POTTスキルで解決〜食事ケアの困りごと 看護で食べるよろこびを

 

 

誤嚥性肺炎や窒息のリスクが気になる食事ケア。
でも、嚥下障害と姿勢アセスメントの基本的な知識と技術があれば、利用者が安全に食べることを継続して支援できます。
筆者らが提唱するPOTT プログラムの基本スキルを基に、現場で遭遇する問題の原因やケアの方法・根拠を紹介します。

 

執筆

迫田 綾子 さこだ あやこ

日本赤十字看護大学名誉教授

POTT プロジェクト代表

 


知りたいこと その❸

 

食欲はあるのに、姿勢がどんどん前屈みになって
食べられません……

食事姿勢をアセスメントして、快適な食事へ

 

 

F.ナイチンゲールは「看護師のまさに基本は、患者が何を感じているかを、患者に辛い思いをさせて言わせることなく、患者の表情に現われるあらゆる変化から読みとることができることなのである」と述べています1)。

 

食事姿勢も同様です。
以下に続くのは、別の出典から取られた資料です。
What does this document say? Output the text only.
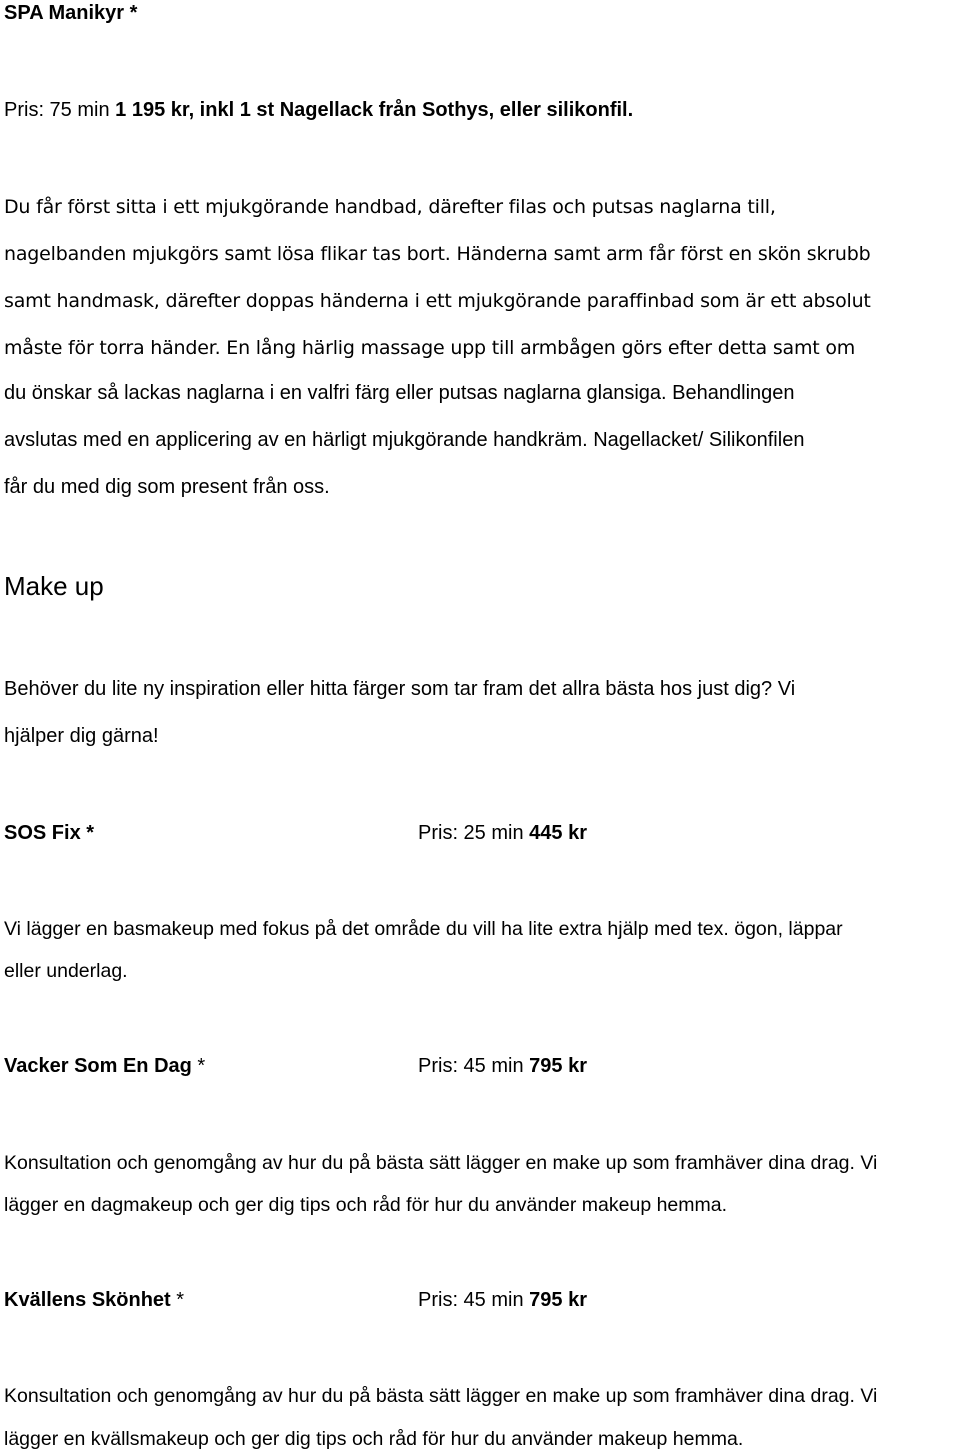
SPA Manikyr *
Pris: 75 min 1 195 kr, inkl 1 st Nagellack från Sothys, eller silikonfil.
Du får först sitta i ett mjukgörande handbad, därefter filas och putsas naglarna till,
nagelbanden mjukgörs samt lösa flikar tas bort. Händerna samt arm får först en skön skrubb
samt handmask, därefter doppas händerna i ett mjukgörande paraffinbad som är ett absolut
måste för torra händer. En lång härlig massage upp till armbågen görs efter detta samt om
du önskar så lackas naglarna i en valfri färg eller putsas naglarna glansiga. Behandlingen
avslutas med en applicering av en härligt mjukgörande handkräm. Nagellacket/ Silikonfilen
får du med dig som present från oss.
Make up
Behöver du lite ny inspiration eller hitta färger som tar fram det allra bästa hos just dig? Vi
hjälper dig gärna!
SOS Fix *	Pris: 25 min 445 kr
Vi lägger en basmakeup med fokus på det område du vill ha lite extra hjälp med tex. ögon, läppar
eller underlag.
Vacker Som En Dag *	Pris: 45 min 795 kr
Konsultation och genomgång av hur du på bästa sätt lägger en make up som framhäver dina drag. Vi
lägger en dagmakeup och ger dig tips och råd för hur du använder makeup hemma.
Kvällens Skönhet *	Pris: 45 min 795 kr
Konsultation och genomgång av hur du på bästa sätt lägger en make up som framhäver dina drag. Vi
lägger en kvällsmakeup och ger dig tips och råd för hur du använder makeup hemma.
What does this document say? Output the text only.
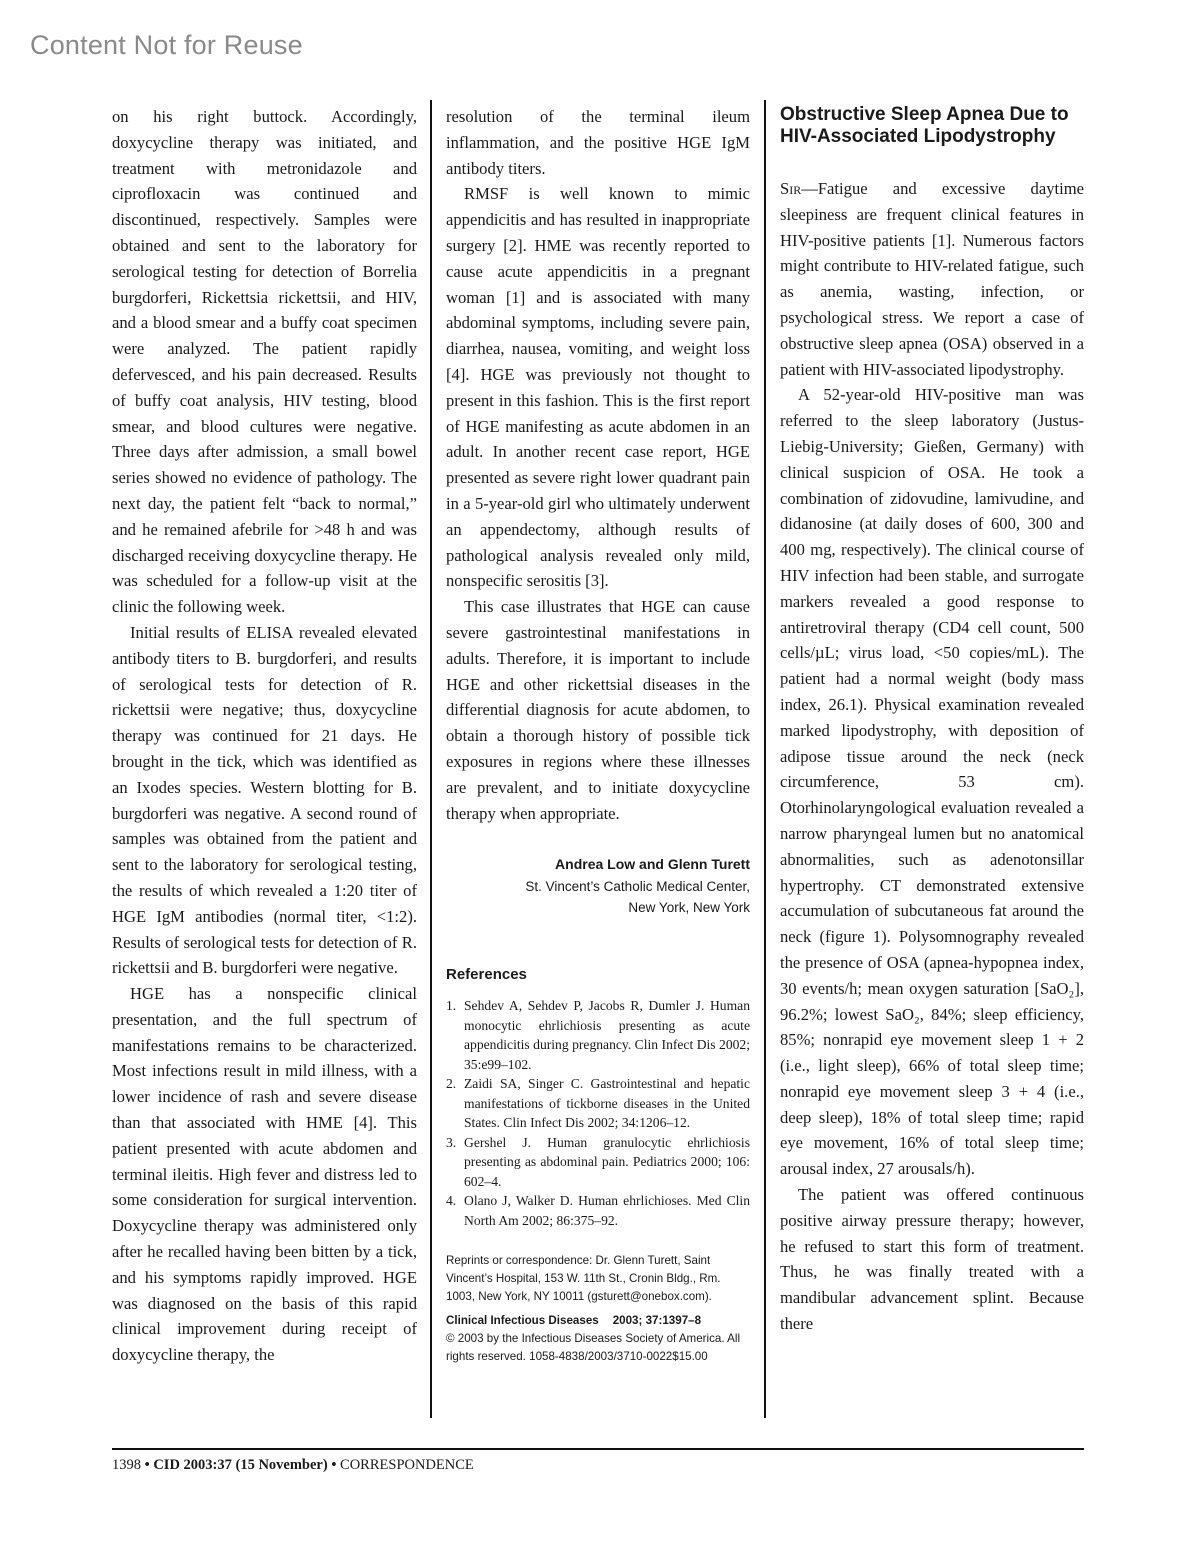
Content Not for Reuse

on his right buttock. Accordingly, doxycycline therapy was initiated, and treatment with metronidazole and ciprofloxacin was continued and discontinued, respectively. Samples were obtained and sent to the laboratory for serological testing for detection of Borrelia burgdorferi, Rickettsia rickettsii, and HIV, and a blood smear and a buffy coat specimen were analyzed. The patient rapidly defervesced, and his pain decreased. Results of buffy coat analysis, HIV testing, blood smear, and blood cultures were negative. Three days after admission, a small bowel series showed no evidence of pathology. The next day, the patient felt “back to normal,” and he remained afebrile for >48 h and was discharged receiving doxycycline therapy. He was scheduled for a follow-up visit at the clinic the following week.

Initial results of ELISA revealed elevated antibody titers to B. burgdorferi, and results of serological tests for detection of R. rickettsii were negative; thus, doxycycline therapy was continued for 21 days. He brought in the tick, which was identified as an Ixodes species. Western blotting for B. burgdorferi was negative. A second round of samples was obtained from the patient and sent to the laboratory for serological testing, the results of which revealed a 1:20 titer of HGE IgM antibodies (normal titer, <1:2). Results of serological tests for detection of R. rickettsii and B. burgdorferi were negative.

HGE has a nonspecific clinical presentation, and the full spectrum of manifestations remains to be characterized. Most infections result in mild illness, with a lower incidence of rash and severe disease than that associated with HME [4]. This patient presented with acute abdomen and terminal ileitis. High fever and distress led to some consideration for surgical intervention. Doxycycline therapy was administered only after he recalled having been bitten by a tick, and his symptoms rapidly improved. HGE was diagnosed on the basis of this rapid clinical improvement during receipt of doxycycline therapy, the

resolution of the terminal ileum inflammation, and the positive HGE IgM antibody titers.

RMSF is well known to mimic appendicitis and has resulted in inappropriate surgery [2]. HME was recently reported to cause acute appendicitis in a pregnant woman [1] and is associated with many abdominal symptoms, including severe pain, diarrhea, nausea, vomiting, and weight loss [4]. HGE was previously not thought to present in this fashion. This is the first report of HGE manifesting as acute abdomen in an adult. In another recent case report, HGE presented as severe right lower quadrant pain in a 5-year-old girl who ultimately underwent an appendectomy, although results of pathological analysis revealed only mild, nonspecific serositis [3].

This case illustrates that HGE can cause severe gastrointestinal manifestations in adults. Therefore, it is important to include HGE and other rickettsial diseases in the differential diagnosis for acute abdomen, to obtain a thorough history of possible tick exposures in regions where these illnesses are prevalent, and to initiate doxycycline therapy when appropriate.

Andrea Low and Glenn Turett
St. Vincent’s Catholic Medical Center,
New York, New York
References
1. Sehdev A, Sehdev P, Jacobs R, Dumler J. Human monocytic ehrlichiosis presenting as acute appendicitis during pregnancy. Clin Infect Dis 2002; 35:e99–102.
2. Zaidi SA, Singer C. Gastrointestinal and hepatic manifestations of tickborne diseases in the United States. Clin Infect Dis 2002; 34:1206–12.
3. Gershel J. Human granulocytic ehrlichiosis presenting as abdominal pain. Pediatrics 2000; 106: 602–4.
4. Olano J, Walker D. Human ehrlichioses. Med Clin North Am 2002; 86:375–92.
Reprints or correspondence: Dr. Glenn Turett, Saint Vincent’s Hospital, 153 W. 11th St., Cronin Bldg., Rm. 1003, New York, NY 10011 (gsturett@onebox.com).
Clinical Infectious Diseases 2003; 37:1397–8
© 2003 by the Infectious Diseases Society of America. All rights reserved. 1058-4838/2003/3710-0022$15.00
Obstructive Sleep Apnea Due to HIV-Associated Lipodystrophy

Sir—Fatigue and excessive daytime sleepiness are frequent clinical features in HIV-positive patients [1]. Numerous factors might contribute to HIV-related fatigue, such as anemia, wasting, infection, or psychological stress. We report a case of obstructive sleep apnea (OSA) observed in a patient with HIV-associated lipodystrophy.

A 52-year-old HIV-positive man was referred to the sleep laboratory (Justus-Liebig-University; Gießen, Germany) with clinical suspicion of OSA. He took a combination of zidovudine, lamivudine, and didanosine (at daily doses of 600, 300 and 400 mg, respectively). The clinical course of HIV infection had been stable, and surrogate markers revealed a good response to antiretroviral therapy (CD4 cell count, 500 cells/µL; virus load, <50 copies/mL). The patient had a normal weight (body mass index, 26.1). Physical examination revealed marked lipodystrophy, with deposition of adipose tissue around the neck (neck circumference, 53 cm). Otorhinolaryngological evaluation revealed a narrow pharyngeal lumen but no anatomical abnormalities, such as adenotonsillar hypertrophy. CT demonstrated extensive accumulation of subcutaneous fat around the neck (figure 1). Polysomnography revealed the presence of OSA (apnea-hypopnea index, 30 events/h; mean oxygen saturation [SaO₂], 96.2%; lowest SaO₂, 84%; sleep efficiency, 85%; nonrapid eye movement sleep 1 + 2 (i.e., light sleep), 66% of total sleep time; nonrapid eye movement sleep 3 + 4 (i.e., deep sleep), 18% of total sleep time; rapid eye movement, 16% of total sleep time; arousal index, 27 arousals/h).

The patient was offered continuous positive airway pressure therapy; however, he refused to start this form of treatment. Thus, he was finally treated with a mandibular advancement splint. Because there

1398 • CID 2003:37 (15 November) • CORRESPONDENCE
適切な状態かどうかを患者や利用者自身で判断することは難しいため、看護師の知識や経験が非常に重要となります。看護師は利用者が安楽に食事ができるようになるにはどうすればいいのかをイメージしながら観察し、姿勢が崩れたときなどにはまず、安全を確保します。また、呼吸苦や誤嚥、窒息の可能性を踏まえてバイタルサインや口腔内の観察を行い、異常が見られた場合は食事を中止して緊急対応します。

 

姿勢が崩れる要因とリスク

 

姿勢が崩れる理由として身体変形、麻痺や筋緊張などがあり、崩れた場合に自分で元に戻せないことが不良姿勢の要因にもなります。

 

不良姿勢は食欲低下、誤嚥、窒息、消化不良、ストレス、疲労、褥瘡などのリスクにつながり、健康やQOLに大きな影響を及ぼします。そこで、利用者に対してまず食事姿勢のアセスメントを行い、安全で安楽なポジショニングを提供することにより、快適な食事につなげます。

 

食事姿勢の観察(アセスメント)

 

食事姿勢の観察には、筆者らが根拠と実践に基づいて開発した「POTT食事姿勢評価表」を用います2)(図表1)。この評価表の特徴は、個別の姿勢特性やポジショニング実施前後の変化が可視化され、優先課題を明らかにできることです。10項目について、3点:適切(よい)、2点:ほぼ適切(ほぼよい)、1点:やや不適切(やや悪い)、0点:不適切(悪い)で評価し、目標となる合計点数は30点です。ポジショニングスキルを理解しているとより正確な評価ができ、多職種とともに評価を行えば客観性も高くなります。